After about 3 hours climbing down the steep Canyon we got to bridge and took a short break. This is when I noticed the Vodka that we so cleverly planned to bring, had fallen out of the water bottle holder on the side of my backpack. I am almost certain it came out when I fell as I fell backwards onto my backpack. I should’ve checked then if I still had everything, but I didn’t. So much for planning ahead to save money, I guess it was Karma’s way of getting back at us for not wanting to spend money at the local places along the way, now we were going to have no choice.
Another hour hike along “Inca flat” ground (a way the Peruvian’s describe slight up and downhills, or almost flat ground) and we were at our lodge for lunch and where we would spend the night. The lodge was nestled on the side of the Canyon with a breathtaking view. We were lucky enough that we chose the three day tour which meant we were done hiking for the day!
We had lunch and then the majority of our group went for a nap. Daniel and I had a beer with a Canadian guy from our group and chatted with him until dinner when the rest of group got up again. We had a great group of people which made the whole trip so much more enjoyable, we even had an older Peruvian lady, who despite the language barriers tried to speak with us all as well. We all stayed up for a couple hours more chatting and then hit the hay.
The next day was by far the easiest. It was mostly “Inca flat” with just a bit more downhill near the end. About 3.5 hours of walking and we were at our resort, the deepest point in the Canyon at a place with a gorgeous pool. We had all afternoon to relax and have a couple drinks (Daniel and I bought a bottle of Pisco from a guy with a stand selling random goods along the way and actually got a decent deal at 30 soles.) It was a gorgeous day with the sun shining and made for the perfect afternoon. I could’ve stayed in that place for days, it was so beautiful and relaxing.
Unfortunately, the good times had to come to an early end as our guide reminded us of the 4:30am start in the morning.
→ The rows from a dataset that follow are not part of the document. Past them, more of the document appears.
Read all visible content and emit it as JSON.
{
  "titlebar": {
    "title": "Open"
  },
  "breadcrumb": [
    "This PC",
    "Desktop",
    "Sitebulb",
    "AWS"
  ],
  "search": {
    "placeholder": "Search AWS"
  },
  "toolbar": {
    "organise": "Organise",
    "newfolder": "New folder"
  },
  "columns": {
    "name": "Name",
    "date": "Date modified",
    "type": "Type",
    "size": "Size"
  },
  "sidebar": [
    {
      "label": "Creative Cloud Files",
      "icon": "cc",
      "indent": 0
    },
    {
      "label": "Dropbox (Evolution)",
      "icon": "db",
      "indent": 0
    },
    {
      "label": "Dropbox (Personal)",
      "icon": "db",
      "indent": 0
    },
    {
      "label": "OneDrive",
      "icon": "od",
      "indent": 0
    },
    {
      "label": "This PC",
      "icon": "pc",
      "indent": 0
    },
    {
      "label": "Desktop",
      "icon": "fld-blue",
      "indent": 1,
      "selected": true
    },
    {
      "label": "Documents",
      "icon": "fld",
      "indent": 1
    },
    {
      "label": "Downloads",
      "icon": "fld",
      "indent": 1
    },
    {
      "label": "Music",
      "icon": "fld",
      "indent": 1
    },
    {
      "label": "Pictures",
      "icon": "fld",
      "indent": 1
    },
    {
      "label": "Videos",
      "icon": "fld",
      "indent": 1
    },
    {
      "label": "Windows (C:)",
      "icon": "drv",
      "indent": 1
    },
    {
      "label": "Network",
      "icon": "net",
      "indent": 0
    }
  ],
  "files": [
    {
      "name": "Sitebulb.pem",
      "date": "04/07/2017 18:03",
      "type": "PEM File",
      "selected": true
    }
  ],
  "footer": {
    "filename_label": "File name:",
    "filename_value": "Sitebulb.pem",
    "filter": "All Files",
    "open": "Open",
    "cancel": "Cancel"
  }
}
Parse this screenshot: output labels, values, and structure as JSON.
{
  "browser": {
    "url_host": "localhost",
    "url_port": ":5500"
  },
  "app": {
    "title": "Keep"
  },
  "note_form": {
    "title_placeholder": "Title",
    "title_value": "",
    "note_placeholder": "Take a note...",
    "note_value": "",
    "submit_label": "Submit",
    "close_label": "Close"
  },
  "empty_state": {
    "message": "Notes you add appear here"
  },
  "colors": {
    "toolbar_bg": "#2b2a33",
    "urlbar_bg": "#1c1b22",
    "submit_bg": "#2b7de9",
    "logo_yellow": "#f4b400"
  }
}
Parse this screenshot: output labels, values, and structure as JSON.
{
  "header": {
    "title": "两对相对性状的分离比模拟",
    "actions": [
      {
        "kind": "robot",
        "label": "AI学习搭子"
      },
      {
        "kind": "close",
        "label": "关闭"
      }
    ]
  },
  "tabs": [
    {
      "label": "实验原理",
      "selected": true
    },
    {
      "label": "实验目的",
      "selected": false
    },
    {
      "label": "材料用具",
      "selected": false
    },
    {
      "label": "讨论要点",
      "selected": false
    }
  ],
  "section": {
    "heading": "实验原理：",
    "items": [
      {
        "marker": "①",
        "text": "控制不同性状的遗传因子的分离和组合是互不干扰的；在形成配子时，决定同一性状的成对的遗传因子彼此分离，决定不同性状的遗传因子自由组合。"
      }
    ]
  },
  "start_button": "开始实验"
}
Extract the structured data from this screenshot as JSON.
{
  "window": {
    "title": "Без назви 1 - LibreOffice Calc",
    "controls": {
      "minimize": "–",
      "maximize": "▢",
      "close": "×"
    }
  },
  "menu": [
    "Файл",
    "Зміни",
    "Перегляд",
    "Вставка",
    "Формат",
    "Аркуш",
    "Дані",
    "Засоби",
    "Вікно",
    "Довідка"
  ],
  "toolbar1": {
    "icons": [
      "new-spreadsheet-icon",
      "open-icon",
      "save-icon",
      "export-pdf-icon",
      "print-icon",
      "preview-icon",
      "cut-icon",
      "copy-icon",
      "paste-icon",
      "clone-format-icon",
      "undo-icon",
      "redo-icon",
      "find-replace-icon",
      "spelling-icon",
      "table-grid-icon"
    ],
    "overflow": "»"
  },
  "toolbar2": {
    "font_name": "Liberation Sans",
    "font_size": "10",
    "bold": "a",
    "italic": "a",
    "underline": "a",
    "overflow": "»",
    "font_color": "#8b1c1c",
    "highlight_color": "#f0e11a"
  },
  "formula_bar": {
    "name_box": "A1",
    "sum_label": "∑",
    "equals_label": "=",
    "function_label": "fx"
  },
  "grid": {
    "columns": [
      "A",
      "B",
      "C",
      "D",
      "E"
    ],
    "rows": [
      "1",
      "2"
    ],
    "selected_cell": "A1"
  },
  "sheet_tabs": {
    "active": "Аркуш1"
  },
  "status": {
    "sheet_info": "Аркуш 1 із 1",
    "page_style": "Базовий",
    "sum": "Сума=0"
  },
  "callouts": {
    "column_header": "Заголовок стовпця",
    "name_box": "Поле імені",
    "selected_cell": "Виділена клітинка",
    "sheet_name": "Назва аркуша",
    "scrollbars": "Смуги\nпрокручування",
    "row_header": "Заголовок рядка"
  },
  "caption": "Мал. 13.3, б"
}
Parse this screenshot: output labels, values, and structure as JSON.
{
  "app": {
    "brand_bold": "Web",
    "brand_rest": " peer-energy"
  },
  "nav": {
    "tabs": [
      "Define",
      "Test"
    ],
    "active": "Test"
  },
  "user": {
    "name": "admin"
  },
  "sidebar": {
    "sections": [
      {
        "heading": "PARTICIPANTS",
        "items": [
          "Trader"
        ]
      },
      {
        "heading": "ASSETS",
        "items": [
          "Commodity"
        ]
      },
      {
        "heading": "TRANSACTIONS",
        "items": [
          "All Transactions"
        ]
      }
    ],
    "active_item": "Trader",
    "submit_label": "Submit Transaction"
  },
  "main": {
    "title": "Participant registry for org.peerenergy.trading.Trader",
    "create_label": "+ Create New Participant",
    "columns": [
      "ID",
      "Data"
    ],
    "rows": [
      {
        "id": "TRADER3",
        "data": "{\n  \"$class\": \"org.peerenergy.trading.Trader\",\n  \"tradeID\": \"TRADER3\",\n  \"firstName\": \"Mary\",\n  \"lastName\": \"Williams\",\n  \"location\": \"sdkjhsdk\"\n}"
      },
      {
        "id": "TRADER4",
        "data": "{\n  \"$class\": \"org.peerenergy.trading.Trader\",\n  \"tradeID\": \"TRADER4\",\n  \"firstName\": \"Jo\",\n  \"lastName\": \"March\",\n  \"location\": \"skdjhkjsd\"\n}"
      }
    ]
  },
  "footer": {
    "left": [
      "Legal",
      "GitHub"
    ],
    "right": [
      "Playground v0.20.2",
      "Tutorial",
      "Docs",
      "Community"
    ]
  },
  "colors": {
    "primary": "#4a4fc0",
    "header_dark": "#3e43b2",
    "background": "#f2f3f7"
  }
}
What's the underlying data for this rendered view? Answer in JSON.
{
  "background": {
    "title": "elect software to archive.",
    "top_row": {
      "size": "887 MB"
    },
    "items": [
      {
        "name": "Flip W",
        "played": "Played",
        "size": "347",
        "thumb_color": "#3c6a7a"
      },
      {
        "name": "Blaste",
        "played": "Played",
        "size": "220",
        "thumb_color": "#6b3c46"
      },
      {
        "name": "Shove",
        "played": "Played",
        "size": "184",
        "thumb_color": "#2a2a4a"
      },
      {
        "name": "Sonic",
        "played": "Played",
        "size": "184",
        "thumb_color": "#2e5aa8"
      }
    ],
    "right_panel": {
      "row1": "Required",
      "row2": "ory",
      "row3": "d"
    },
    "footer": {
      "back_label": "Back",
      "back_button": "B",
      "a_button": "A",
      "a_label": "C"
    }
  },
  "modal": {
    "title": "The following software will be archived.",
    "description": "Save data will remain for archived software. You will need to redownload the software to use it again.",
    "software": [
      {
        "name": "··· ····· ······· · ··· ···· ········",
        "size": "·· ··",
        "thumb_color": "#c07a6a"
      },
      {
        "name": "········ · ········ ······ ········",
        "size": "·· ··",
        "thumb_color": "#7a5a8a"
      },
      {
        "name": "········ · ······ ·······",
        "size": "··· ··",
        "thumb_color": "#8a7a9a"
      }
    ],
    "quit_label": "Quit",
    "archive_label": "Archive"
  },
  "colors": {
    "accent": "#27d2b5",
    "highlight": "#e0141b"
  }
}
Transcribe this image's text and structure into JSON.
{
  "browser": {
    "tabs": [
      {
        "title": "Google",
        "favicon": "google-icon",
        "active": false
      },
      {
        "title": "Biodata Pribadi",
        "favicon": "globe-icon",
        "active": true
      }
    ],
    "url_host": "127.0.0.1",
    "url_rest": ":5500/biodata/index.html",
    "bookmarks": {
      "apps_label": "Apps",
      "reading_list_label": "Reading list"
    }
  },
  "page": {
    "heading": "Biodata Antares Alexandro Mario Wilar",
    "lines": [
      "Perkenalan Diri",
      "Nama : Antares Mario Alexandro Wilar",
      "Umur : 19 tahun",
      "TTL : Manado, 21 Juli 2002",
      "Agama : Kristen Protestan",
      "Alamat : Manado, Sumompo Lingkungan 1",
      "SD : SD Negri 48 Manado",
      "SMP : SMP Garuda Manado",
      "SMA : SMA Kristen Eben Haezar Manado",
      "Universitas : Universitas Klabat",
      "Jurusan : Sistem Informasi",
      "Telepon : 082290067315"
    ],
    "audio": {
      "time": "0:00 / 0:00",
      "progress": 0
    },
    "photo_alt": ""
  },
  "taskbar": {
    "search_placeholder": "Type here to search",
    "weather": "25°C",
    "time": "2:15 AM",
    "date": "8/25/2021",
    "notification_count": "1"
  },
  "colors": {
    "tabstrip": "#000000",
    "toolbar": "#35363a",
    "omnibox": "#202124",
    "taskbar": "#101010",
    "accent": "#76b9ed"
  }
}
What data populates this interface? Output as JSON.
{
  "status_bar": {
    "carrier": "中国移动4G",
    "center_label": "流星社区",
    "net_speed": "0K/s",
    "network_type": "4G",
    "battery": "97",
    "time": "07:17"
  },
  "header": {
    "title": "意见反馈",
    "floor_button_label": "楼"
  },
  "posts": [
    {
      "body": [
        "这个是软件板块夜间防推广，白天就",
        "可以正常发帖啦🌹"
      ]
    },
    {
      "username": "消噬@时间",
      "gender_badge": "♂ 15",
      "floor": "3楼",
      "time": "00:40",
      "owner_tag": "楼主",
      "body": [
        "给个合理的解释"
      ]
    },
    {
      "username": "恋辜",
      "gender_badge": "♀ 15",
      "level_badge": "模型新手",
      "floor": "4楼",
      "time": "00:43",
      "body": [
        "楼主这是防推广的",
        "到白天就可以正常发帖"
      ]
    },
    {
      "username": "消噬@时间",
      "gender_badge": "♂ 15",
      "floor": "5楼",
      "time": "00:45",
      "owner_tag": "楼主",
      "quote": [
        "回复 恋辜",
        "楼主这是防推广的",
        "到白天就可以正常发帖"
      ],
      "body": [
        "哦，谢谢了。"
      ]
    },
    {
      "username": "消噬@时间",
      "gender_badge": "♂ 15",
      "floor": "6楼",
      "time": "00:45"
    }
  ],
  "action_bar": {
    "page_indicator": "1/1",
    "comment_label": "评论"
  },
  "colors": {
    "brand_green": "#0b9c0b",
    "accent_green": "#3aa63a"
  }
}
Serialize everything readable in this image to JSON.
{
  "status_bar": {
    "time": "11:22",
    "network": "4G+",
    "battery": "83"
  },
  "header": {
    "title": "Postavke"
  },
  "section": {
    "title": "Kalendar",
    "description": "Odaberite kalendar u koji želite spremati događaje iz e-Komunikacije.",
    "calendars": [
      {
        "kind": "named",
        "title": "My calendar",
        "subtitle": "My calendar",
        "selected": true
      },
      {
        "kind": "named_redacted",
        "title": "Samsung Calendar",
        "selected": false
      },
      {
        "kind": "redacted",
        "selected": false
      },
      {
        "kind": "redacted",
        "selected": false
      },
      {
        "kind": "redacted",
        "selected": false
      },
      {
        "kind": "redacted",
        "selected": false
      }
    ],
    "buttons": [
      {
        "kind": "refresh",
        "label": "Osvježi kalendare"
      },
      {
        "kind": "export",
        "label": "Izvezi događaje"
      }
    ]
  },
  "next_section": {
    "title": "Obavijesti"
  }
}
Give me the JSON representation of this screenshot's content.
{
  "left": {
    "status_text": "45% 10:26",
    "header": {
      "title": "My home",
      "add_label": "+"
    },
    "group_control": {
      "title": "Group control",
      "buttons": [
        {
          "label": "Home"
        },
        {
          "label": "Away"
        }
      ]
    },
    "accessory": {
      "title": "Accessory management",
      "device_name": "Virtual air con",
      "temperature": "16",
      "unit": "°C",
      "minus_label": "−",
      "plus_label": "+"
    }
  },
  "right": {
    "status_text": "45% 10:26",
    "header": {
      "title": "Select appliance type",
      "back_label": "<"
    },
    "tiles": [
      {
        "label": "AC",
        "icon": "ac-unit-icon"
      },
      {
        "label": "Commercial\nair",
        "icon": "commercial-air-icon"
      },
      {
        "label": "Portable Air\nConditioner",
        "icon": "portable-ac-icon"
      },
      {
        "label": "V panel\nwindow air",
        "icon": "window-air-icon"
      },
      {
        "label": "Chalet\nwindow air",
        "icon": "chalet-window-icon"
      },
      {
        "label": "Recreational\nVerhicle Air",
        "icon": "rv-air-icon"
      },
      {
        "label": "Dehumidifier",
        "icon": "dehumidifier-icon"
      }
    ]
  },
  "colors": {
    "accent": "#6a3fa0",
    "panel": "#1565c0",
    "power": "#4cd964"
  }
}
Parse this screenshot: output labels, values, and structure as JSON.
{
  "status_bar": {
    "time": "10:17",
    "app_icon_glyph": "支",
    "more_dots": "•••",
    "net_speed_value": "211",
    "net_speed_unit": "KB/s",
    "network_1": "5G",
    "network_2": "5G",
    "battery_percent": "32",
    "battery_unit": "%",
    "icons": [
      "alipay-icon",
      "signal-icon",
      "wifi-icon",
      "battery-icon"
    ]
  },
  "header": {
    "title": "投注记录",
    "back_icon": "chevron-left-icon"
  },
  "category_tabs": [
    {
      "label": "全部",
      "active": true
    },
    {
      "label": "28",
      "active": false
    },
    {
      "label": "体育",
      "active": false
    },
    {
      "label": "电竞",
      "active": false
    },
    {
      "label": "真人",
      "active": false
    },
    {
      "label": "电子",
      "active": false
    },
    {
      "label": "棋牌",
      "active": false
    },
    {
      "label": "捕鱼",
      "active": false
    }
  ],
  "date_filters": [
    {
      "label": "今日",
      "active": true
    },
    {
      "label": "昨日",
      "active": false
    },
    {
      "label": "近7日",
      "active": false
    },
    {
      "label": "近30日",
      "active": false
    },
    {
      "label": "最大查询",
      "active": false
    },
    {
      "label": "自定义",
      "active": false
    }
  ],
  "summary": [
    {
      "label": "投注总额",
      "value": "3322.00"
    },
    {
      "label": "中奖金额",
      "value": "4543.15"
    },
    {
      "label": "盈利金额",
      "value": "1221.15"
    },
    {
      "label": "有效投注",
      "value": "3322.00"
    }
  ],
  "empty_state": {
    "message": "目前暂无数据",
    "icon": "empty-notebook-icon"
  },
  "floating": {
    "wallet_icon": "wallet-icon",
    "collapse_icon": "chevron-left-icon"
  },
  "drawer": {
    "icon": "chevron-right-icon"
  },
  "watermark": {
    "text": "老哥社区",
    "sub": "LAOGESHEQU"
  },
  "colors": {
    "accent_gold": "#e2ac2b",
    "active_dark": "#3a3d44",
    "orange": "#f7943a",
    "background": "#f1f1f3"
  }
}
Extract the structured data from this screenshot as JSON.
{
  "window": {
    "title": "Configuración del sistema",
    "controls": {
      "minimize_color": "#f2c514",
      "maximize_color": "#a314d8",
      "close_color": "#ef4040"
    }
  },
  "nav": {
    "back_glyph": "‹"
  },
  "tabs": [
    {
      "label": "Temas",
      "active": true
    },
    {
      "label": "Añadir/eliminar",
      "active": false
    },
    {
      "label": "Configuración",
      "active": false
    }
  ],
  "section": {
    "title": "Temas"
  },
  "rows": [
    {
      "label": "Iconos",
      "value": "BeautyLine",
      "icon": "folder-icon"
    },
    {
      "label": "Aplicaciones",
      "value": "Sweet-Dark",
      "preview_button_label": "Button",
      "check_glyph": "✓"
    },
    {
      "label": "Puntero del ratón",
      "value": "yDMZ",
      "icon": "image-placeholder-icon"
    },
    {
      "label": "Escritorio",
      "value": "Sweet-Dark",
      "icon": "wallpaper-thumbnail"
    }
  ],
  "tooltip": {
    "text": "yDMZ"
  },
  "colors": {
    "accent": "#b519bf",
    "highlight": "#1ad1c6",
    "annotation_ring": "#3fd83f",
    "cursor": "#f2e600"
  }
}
Most other groups were starting at 5am but the older Peruvian lady in our group knew she was going to be slower, so instead of her starting alone we all decided to start with her early and hike with her the whole way.
That hike was tough, it was 4.5 hours of only uphill, and steep uphill at that. Some people really struggled, there were horses available for hire to take you up the hill for about 70 soles and many people did this, but nobody from our group. We walked steady and in line behind the lady, she set the pace and we all followed. Secretly I think we were all glad we had her as a excuse to take our time because we all were breathing pretty hard the whole way up.
Finally we made it to the top! The lady was so excited, she was literally praying and thanking god when she was done. It was really inspiring to see someone of her age (I would guess around 60) take on such a hike. Not to mention, she joined a tour with a bunch of young gringos and she didn’t speak a word of English, so it was really neat having her on our tour with us. It was also really funny seeing the looks on all the 20 something’s faces when she hiked her way to the top on the Canyon, while they all had to take horses. Good for her!
Needless to say, after three days of hiking you would think we would’ve been tired but some of our group (and even tour guide) met up after we had returned to Arequipa for a night out on the town. Some more good times with great people!
The Colca Canyon was an awesome way to start off our journey in Peru, it was also good preparation for the big hike we knew was coming up next – the Salkantay trail to Machu Picchu!